With the increase of technology over the last hundred years, the role of humans within industry has changed. Gone are the days in mining history where workers were sent into holes with a pickaxe and left for hours performing manual labor. Today's mining industry has moved away from manual labor. Instead, the primary task of workers is to operate equipment usually from within the somewhat comfort of a cab. While the safety risk associated with mining has decreased, injury and fatality rates remain some of the highest in the worl. Some have attributed the increased risk associated with mining to the variety of adverse working conditions miners are exposed to. While these conditions do play a role, the majority of accidents cannot be solely attributed to adverse working conditions. In fact, a study by the U.S. Bureau of Mines found that nearly 85% of all mining accidents identified human error as a causal factor. Clearly, if human error is such a reoccurring problem, the identification and elimination of these errors is worth pursuing.
In an effort to reduce injury and accident rates and improve safety across mine sites, one mining organization set out to identify and reduce instances of human error. To accomplish this, the Department of Mines and Energy (DME), in Queensland, Australia under the guidance of a member of HFACS, Inc. set out to implement HFACS as part of the safety management system for all mines in the state. Reducing human error is not an overnight process. In fact, it took DME over a year to create a safety system in which human error causes are identified and analyzed.
The first step in implementing the HFACS framework into the already existing safety system was to modify the framework to meet the needs of the organization. This included developing nanocodes, or examples, of typical human error and upstream causes that fell under each causal category. The final framework, HFACS-MI, incorporates the needs of DME and provides a theoretically proven investigation and analysis framework.
DME then began to identify human error causal factors. This was done through the analysis of historical data obtained from mine sites throughout the state. This analysis utilized the HFACS-MI framework to classify human error causal factors in a systematic way. In total, DME analyzed over 500 accident cases from a 5-year time span. Results showed that unsafe acts of the operator, the lowest tier of the HFACS framework, were present in almost 95% of all cases.
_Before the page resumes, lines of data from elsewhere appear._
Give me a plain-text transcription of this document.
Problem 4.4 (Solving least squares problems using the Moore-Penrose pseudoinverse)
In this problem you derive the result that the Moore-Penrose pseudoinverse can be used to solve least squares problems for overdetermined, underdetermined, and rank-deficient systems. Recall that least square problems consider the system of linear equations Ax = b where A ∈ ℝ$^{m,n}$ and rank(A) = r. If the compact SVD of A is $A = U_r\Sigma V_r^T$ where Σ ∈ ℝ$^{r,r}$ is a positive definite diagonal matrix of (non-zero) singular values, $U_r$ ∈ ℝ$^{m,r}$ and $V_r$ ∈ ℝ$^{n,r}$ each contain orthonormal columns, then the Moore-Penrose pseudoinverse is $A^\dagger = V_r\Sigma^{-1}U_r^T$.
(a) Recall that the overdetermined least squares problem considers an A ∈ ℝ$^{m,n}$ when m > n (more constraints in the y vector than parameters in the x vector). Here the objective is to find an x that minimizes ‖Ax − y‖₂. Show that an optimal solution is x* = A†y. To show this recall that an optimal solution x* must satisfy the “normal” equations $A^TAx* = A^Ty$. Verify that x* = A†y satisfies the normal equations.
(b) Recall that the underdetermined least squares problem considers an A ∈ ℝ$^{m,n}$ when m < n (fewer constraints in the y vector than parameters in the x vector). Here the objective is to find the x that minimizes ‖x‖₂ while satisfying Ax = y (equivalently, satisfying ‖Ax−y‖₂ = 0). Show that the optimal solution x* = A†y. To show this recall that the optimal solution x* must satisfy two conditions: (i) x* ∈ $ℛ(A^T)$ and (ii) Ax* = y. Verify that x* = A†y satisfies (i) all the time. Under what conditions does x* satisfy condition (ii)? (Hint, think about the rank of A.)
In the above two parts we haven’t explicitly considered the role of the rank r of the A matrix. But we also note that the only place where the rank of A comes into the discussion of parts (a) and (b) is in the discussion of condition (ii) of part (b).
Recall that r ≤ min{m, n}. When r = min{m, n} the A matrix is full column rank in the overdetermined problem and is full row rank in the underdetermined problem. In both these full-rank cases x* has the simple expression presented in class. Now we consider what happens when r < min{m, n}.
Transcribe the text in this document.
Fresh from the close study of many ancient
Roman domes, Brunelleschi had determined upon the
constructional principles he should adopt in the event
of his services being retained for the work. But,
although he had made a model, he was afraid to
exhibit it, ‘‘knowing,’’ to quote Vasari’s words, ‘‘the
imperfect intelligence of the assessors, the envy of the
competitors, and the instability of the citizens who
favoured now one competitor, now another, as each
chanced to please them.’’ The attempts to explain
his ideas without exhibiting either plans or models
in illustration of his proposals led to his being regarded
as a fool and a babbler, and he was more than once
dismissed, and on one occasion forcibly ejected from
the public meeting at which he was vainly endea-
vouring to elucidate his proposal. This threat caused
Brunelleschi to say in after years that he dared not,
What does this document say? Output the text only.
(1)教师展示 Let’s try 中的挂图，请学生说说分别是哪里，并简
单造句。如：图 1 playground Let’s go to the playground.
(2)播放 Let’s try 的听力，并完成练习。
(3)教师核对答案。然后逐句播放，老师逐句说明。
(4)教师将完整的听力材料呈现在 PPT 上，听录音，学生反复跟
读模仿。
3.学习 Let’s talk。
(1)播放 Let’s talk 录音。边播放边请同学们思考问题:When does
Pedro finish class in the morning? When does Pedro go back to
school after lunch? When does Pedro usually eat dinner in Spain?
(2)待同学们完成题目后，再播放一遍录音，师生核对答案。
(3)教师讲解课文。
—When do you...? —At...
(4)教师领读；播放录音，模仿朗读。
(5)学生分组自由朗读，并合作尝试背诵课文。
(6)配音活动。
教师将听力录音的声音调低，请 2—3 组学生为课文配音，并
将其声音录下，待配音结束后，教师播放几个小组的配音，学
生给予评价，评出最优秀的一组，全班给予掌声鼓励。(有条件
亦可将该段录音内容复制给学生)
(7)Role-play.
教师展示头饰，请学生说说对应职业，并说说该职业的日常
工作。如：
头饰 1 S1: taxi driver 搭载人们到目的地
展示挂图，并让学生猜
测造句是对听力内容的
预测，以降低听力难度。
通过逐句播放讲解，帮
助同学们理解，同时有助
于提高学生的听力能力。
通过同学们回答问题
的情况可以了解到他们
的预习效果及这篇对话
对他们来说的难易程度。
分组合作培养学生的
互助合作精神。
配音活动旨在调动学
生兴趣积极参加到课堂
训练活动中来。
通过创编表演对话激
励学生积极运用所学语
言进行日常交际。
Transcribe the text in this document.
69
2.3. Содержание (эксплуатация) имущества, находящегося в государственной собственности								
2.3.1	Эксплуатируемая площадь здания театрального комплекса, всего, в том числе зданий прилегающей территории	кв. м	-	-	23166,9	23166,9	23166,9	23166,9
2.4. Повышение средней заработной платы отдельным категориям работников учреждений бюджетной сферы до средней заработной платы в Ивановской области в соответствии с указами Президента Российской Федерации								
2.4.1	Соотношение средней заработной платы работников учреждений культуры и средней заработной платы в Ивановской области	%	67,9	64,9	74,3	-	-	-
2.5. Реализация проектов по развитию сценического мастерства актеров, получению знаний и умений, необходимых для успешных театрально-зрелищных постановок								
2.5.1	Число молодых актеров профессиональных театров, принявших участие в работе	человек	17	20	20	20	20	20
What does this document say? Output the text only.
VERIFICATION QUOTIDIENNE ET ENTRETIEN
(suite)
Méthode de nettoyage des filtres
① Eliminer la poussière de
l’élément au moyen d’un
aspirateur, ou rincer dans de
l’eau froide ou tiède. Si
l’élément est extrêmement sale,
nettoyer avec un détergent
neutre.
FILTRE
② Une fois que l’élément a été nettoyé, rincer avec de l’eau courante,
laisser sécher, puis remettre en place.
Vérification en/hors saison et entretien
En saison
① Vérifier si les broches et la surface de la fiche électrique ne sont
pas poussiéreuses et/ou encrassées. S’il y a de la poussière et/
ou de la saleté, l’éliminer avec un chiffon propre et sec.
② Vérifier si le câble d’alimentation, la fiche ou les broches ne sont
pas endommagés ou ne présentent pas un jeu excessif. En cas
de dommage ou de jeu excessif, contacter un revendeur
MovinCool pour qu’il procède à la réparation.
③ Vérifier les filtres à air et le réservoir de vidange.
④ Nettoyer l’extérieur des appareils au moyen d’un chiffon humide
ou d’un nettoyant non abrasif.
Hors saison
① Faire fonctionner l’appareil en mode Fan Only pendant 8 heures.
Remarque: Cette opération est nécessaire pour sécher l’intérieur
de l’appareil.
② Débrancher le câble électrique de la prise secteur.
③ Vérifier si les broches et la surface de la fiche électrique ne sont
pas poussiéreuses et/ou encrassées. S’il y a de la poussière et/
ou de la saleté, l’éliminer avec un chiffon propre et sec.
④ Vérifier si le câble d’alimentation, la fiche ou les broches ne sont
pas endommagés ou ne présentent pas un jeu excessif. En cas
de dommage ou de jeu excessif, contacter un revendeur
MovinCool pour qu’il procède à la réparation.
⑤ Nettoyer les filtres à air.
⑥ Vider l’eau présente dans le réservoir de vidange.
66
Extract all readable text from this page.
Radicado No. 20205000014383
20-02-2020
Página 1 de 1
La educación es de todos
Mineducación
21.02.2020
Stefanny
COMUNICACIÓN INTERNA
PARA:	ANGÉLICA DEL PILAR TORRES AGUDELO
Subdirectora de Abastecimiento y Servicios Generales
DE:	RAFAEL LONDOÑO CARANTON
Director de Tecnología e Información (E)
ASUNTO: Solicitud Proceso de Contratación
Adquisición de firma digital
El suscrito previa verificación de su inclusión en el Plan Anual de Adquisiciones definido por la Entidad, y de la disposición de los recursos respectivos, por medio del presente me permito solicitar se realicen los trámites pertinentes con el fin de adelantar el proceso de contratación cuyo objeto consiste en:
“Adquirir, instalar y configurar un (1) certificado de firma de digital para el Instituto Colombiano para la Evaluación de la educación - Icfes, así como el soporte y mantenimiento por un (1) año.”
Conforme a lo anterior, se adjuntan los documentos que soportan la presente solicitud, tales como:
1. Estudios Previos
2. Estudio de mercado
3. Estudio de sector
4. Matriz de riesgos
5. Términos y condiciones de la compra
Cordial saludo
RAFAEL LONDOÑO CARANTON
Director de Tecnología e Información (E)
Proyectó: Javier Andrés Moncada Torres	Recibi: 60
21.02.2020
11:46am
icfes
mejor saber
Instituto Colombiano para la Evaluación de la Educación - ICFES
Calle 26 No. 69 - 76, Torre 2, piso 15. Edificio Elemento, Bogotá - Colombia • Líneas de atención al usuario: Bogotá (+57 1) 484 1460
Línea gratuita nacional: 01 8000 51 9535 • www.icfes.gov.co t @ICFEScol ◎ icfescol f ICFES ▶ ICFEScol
When the analysis of all causal categories was preformed, it became evident that fewer causal factors were identified at the higher tiers, pointing to not good supervision and organizational oversight, but a failure to collect data regarding these tiers. Although these results were not abnormal, steps needed to be taken to ensure that investigations focused efforts on these higher tiers. After all, addressing problems further upstream have a larger impact on improving safety.
Through the use of the HFACS-MI framework, DME was able to identify areas of human error and system deficiencies. By taking these steps to improve safety, DME is hoping to reduce the number and frequency of incidents and accidents. As this organization has shown, improvements in safety cannot happen overnight, but the benefits of investing in safety are immeasurable.